WKU hosts high school robotics competition

Cameron Koch

High school students from all over Kentucky will make their way to WKU on Saturday to participate in the 12th annual Kentucky Bluegrass Robotics Competition.

The department of engineering hosts two events each year — one for elementary and junior high school students and another for high school students — with the hope of creating interest in math, science and engineering.

The 20 teams participating will be tasked with creating a robot that can perform a specific function, with past events involving lifting objects or popping balloons. Teams must not only design a machine that can complete the given task, but they must also out-perform three other competitors each round.

After each round teams have a break period to analyze the success of their robot and adjust accordingly for upcoming rounds.

Ron Rizzo, a staff engineer in the engineering department, will help students make modifications between rounds. Rizzo said the experience of the competition teaches students the skills engineers use every day.

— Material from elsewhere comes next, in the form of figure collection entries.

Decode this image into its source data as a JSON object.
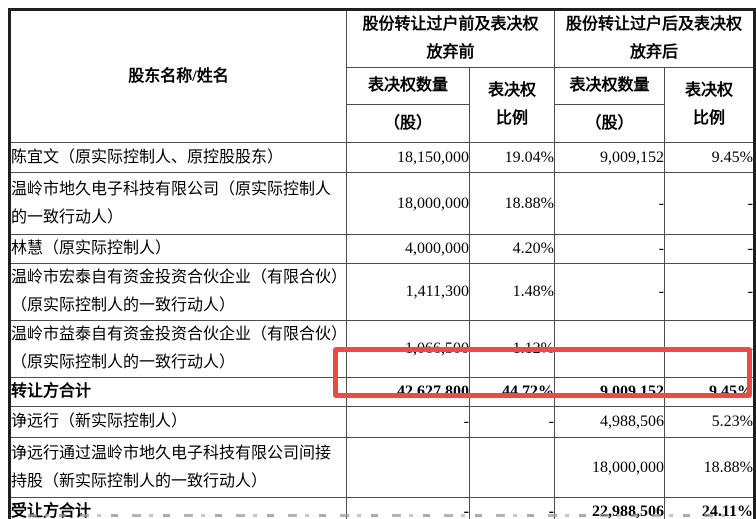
{
  "table": {
    "header": {
      "shareholder_col": "股东名称/姓名",
      "group_before": "股份转让过户前及表决权放弃前",
      "group_after": "股份转让过户后及表决权放弃后",
      "sub_qty_line1": "表决权数量",
      "sub_qty_line2": "（股）",
      "sub_pct_line1": "表决权",
      "sub_pct_line2": "比例"
    },
    "rows": [
      {
        "name": "陈宜文（原实际控制人、原控股股东）",
        "before_qty": "18,150,000",
        "before_pct": "19.04%",
        "after_qty": "9,009,152",
        "after_pct": "9.45%",
        "bold": false,
        "highlighted": false
      },
      {
        "name": "温岭市地久电子科技有限公司（原实际控制人的一致行动人）",
        "before_qty": "18,000,000",
        "before_pct": "18.88%",
        "after_qty": "-",
        "after_pct": "-",
        "bold": false,
        "highlighted": false
      },
      {
        "name": "林慧（原实际控制人）",
        "before_qty": "4,000,000",
        "before_pct": "4.20%",
        "after_qty": "-",
        "after_pct": "-",
        "bold": false,
        "highlighted": false
      },
      {
        "name": "温岭市宏泰自有资金投资合伙企业（有限合伙）（原实际控制人的一致行动人）",
        "before_qty": "1,411,300",
        "before_pct": "1.48%",
        "after_qty": "-",
        "after_pct": "-",
        "bold": false,
        "highlighted": false
      },
      {
        "name": "温岭市益泰自有资金投资合伙企业（有限合伙）（原实际控制人的一致行动人）",
        "before_qty": "1,066,500",
        "before_pct": "1.12%",
        "after_qty": "-",
        "after_pct": "-",
        "bold": false,
        "highlighted": false
      },
      {
        "name": "转让方合计",
        "before_qty": "42,627,800",
        "before_pct": "44.72%",
        "after_qty": "9,009,152",
        "after_pct": "9.45%",
        "bold": true,
        "highlighted": true
      },
      {
        "name": "诤远行（新实际控制人）",
        "before_qty": "-",
        "before_pct": "-",
        "after_qty": "4,988,506",
        "after_pct": "5.23%",
        "bold": false,
        "highlighted": false
      },
      {
        "name": "诤远行通过温岭市地久电子科技有限公司间接持股（新实际控制人的一致行动人）",
        "before_qty": "",
        "before_pct": "",
        "after_qty": "18,000,000",
        "after_pct": "18.88%",
        "bold": false,
        "highlighted": false
      },
      {
        "name": "受让方合计",
        "before_qty": "-",
        "before_pct": "-",
        "after_qty": "22,988,506",
        "after_pct": "24.11%",
        "bold": true,
        "highlighted": false
      }
    ],
    "annotation": {
      "type": "highlight-box",
      "color": "#e94b4b",
      "target_row": "转让方合计"
    }
  }
}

“They develop what we call engineering skills, like troubleshooting,” Rizzo said. “It’s pretty interesting to see the variety of different solutions to the same problem.”

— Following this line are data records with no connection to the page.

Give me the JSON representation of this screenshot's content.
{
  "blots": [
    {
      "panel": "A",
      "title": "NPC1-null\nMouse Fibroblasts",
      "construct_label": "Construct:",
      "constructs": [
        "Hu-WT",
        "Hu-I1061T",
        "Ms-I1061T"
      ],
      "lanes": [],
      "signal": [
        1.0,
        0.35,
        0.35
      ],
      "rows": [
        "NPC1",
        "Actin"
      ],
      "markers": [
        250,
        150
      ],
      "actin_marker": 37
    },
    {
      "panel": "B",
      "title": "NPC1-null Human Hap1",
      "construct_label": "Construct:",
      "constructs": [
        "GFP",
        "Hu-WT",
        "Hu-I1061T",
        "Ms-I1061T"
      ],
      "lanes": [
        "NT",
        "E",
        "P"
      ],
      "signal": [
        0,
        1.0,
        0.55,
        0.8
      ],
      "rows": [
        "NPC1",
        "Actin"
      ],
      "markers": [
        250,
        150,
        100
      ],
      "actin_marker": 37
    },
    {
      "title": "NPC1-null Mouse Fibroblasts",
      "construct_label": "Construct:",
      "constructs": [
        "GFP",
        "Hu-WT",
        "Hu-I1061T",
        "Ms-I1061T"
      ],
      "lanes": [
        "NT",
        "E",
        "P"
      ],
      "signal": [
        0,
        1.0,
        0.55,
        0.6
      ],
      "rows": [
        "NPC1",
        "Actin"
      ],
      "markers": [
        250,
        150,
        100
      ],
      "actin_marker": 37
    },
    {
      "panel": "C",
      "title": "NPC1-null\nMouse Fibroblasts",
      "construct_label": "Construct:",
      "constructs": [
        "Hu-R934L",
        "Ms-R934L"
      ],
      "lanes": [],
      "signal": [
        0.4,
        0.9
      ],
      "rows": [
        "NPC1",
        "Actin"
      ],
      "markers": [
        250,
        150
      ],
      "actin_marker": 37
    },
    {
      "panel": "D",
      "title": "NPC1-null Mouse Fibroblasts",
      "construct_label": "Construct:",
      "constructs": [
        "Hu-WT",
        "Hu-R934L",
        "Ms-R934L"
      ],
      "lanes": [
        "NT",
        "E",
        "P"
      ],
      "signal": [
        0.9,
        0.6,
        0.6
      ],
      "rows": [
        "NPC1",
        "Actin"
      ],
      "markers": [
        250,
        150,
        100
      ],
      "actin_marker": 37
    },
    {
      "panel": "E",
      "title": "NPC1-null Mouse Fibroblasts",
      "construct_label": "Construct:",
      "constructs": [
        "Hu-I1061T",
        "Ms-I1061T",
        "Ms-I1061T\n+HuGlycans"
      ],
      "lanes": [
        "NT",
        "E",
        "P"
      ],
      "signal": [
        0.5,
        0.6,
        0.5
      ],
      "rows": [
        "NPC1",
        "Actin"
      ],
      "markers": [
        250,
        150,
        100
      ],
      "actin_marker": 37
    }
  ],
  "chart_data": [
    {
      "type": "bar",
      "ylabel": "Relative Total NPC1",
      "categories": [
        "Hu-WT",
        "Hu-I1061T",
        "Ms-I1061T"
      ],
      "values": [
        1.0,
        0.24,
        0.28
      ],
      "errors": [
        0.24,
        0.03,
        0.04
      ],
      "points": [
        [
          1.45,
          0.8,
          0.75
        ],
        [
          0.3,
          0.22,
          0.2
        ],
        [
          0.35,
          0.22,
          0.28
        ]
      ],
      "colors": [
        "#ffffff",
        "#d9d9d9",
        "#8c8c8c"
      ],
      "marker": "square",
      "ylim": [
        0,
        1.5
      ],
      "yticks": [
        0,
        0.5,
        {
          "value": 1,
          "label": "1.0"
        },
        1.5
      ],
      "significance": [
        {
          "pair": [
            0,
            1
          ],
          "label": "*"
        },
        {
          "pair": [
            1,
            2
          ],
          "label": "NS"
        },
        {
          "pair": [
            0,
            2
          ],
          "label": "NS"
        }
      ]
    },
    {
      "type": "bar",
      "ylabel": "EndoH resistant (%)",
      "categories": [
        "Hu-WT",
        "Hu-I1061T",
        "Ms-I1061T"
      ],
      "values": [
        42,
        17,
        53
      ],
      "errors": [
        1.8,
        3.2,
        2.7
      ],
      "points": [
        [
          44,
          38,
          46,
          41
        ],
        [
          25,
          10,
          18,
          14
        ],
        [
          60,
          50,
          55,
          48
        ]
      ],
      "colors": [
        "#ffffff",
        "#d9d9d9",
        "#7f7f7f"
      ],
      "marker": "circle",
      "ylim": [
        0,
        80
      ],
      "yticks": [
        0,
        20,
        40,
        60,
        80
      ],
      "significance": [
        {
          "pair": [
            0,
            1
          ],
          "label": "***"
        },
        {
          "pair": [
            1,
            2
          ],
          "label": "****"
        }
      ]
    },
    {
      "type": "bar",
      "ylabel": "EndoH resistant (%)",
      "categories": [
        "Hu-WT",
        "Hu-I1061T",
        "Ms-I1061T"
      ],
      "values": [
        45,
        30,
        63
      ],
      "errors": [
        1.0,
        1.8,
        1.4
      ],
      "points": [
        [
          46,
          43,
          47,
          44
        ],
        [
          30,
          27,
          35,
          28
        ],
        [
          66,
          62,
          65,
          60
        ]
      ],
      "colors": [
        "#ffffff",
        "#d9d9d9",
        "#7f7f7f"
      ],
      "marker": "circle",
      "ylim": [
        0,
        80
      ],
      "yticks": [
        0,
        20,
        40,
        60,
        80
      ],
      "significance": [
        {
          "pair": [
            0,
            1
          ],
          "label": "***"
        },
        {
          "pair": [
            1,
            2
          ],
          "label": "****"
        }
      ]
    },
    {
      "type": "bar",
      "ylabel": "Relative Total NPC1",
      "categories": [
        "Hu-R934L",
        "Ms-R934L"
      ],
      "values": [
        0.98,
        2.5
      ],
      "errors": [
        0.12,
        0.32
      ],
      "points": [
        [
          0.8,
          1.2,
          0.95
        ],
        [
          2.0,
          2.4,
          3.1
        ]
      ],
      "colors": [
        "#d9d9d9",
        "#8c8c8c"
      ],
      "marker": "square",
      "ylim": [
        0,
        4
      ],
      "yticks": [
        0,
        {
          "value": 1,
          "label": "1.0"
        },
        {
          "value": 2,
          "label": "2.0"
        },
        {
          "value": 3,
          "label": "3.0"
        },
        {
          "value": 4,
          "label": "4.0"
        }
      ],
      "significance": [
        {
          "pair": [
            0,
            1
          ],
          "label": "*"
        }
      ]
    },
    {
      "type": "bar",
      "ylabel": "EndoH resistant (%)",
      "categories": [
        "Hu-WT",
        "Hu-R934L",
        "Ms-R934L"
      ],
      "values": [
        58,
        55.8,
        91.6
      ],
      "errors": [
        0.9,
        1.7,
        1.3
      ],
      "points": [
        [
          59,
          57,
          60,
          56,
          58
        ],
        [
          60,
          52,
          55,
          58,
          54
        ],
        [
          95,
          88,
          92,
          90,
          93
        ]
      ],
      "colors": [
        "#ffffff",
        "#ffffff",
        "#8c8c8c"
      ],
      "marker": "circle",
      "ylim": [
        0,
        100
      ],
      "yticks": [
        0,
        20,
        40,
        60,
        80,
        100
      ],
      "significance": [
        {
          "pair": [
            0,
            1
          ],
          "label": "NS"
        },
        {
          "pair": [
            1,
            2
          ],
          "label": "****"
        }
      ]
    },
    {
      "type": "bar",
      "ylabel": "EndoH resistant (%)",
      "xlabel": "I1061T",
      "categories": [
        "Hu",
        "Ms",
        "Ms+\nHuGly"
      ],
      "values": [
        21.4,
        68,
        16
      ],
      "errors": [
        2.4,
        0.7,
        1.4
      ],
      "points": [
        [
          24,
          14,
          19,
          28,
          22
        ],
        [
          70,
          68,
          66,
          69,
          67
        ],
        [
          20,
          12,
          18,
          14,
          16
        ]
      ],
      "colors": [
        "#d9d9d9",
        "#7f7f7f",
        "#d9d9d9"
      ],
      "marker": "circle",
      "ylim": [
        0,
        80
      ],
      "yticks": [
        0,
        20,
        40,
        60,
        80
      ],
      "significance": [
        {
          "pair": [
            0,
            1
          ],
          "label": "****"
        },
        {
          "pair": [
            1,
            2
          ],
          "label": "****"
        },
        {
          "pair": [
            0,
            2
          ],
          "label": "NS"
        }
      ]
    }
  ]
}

The team whose robot scores the most points is dubbed the best robot, though other categories exist such as most efficient robot, which is determined by points scored divided by dollars invested.

Engineering professor Kevin Schmaltz is coordinating the event with help of other teachers and students in the engineering department.

Through grants and WKU funding, the engineering department was able to purchase the basic parts needed for teams to create a robot. Teams can then invest in additional components if they so choose.

“There are competitions where high school teams build robots and compete against other high school teams, but it costs tens of thousands of dollars to compete,” Schmaltz said. “We provide teams with materials to build a robot.”

Julie Ellis, the engineering department head, said the lower cost helps attract students who otherwise might not participate.

“It allows a lower barrier to entry,” Ellis said. “It’s a way we can give back to the community and also do a little recruiting.”

Schmaltz emphasized the importance of sparking interest in the engineering field and giving students a one-of-a-kind learning experience.

“Our goal is to give them a good experience and make it as cheap as possible [for them],” Schmaltz said. “Building a robot is an activity we think that might take someone who maybe is thinking about being an engineer, scientist or mathematician and cement that interest in it.”